Ken UlmanAlzheimer's Disease

Nationwide, one in 88 people have been diagnosed with some form of autism. In Howard County, that number is one in 73.

However, those numbers, from the county public school system, represent only students. There is no reliable way to count how much of the population has been diagnosed with an autism spectrum disorder, said Beth Benevides Hill, past president and current board member of the Howard County Autism Society.

Benevides Hill said the county has higher-than-average numbers not because of more children with autism being born in the county, but because people move to the Howard County because of the services offered to those who need them.

Capt. Tony Concha of Howard County's Department of Fire and Rescue Services agreed, and now, his department is providing autism awareness training for its personnel to better serve those in the county with autism.

"There's a need for this because we do have a high population of people with special needs, and this does allow us to do our job better," Concha said. "When we understand the situations we're in, and specific techniques that are going to make us do our job better, we're going to be able to provide better care for the families."

According to the U.S. National Library of Medicine, autism is a developmental disorder that affects the brain's development of social and communication skills.

The department has already begun its training of the 1,200 career and volunteer firefighters and paramedics, and Concha expects that training to be complete by the end of December. The training includes an overview of autism, including an online presentation from the Autism Society, and tips for helping people with autism in emergency situations. It also addresses difficulties that may come in a rescue situation involving a person with autism.

In conducting an informal survey of first responders, Concha said the department learned about 63 percent of its personnel had responded to an emergency involving a person with autism in the past two years.

"There's a wide range of functionality among people with autism ... and picking up on (behavioral clues) helps our providers identify a situation that will need extra care," he said.

Concha said firefighters and paramedics responding to emergencies involving persons with autism have to approach the situations differently: spending more time and patience speaking with a person, for example, or not immediately touching the site of an injury.

HCDFRS Chief Bill Goddard said the training — done in partnership with the Howard County Autism Society — is part of the department's overall vision to better work with the community.

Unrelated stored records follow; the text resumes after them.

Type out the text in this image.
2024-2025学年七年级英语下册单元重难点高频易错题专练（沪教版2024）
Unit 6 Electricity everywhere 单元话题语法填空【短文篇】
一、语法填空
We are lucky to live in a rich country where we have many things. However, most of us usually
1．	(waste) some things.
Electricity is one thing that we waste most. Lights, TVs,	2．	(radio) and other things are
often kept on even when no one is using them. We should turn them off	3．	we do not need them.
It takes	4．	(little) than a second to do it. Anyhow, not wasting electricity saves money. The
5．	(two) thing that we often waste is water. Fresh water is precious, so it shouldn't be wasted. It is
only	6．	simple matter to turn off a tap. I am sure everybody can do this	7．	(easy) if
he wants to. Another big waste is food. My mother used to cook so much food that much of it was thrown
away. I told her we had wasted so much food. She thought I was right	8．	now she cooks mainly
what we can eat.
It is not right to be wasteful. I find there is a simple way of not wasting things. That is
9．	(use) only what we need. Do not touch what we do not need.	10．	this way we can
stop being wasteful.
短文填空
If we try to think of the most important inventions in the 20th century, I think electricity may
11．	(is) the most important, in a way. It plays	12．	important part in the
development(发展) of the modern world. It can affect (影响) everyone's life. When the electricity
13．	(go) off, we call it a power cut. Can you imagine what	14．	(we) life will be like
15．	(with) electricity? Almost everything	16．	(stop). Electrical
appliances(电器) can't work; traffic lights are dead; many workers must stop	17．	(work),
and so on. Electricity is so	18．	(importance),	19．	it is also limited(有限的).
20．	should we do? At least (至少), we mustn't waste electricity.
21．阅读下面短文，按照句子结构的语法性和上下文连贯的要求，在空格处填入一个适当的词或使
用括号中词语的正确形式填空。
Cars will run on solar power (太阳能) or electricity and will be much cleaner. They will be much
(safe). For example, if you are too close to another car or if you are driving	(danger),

When Goddard became chief four years ago, he said County Executive Ken Ulman asked him to look at addressing the challenge of responding to citizens with functional needs — those who are blind, deaf or suffer from dementia, for example.

"We were concerned that we as a county were not reaching out as much as we could and should have," Goddard said.

Much has changed since then, Goddard said. The county convened a functional needs advisory group, and last spring, the Autism Society launched a program with the 911 Call Center that allows residents to voluntarily flag their address in the system, alerting responders that a person with autism lives at a residence. The department, both Goddard and Concha said, will continue expanding outreach efforts.

Such outreach is near to Goddard's heart; the fire chief spent time in Biloxi, Miss., after Hurricane Katrina, where he and his group met with representatives of the functional needs community.

"We were really digging down into how well the public safety community responded to their needs before, during and after Katrina," Goddard said. "I asked the group, 'If I walk away with one thing, what should it be?' The universal response was, 'Do you even know we're here?' It was one of the most profound feelings of my career."

Benevides Hill said the training for first responders provides them with a better understanding of the needs of an increasing population (currently, there are about 700 students in the county with an autism spectrum disorder).

"It's complex, and knowing what one person needs versus what another needs requires that awareness," she said. "First responders experience varied things, and this improves their safety and the safety of our children and loved ones."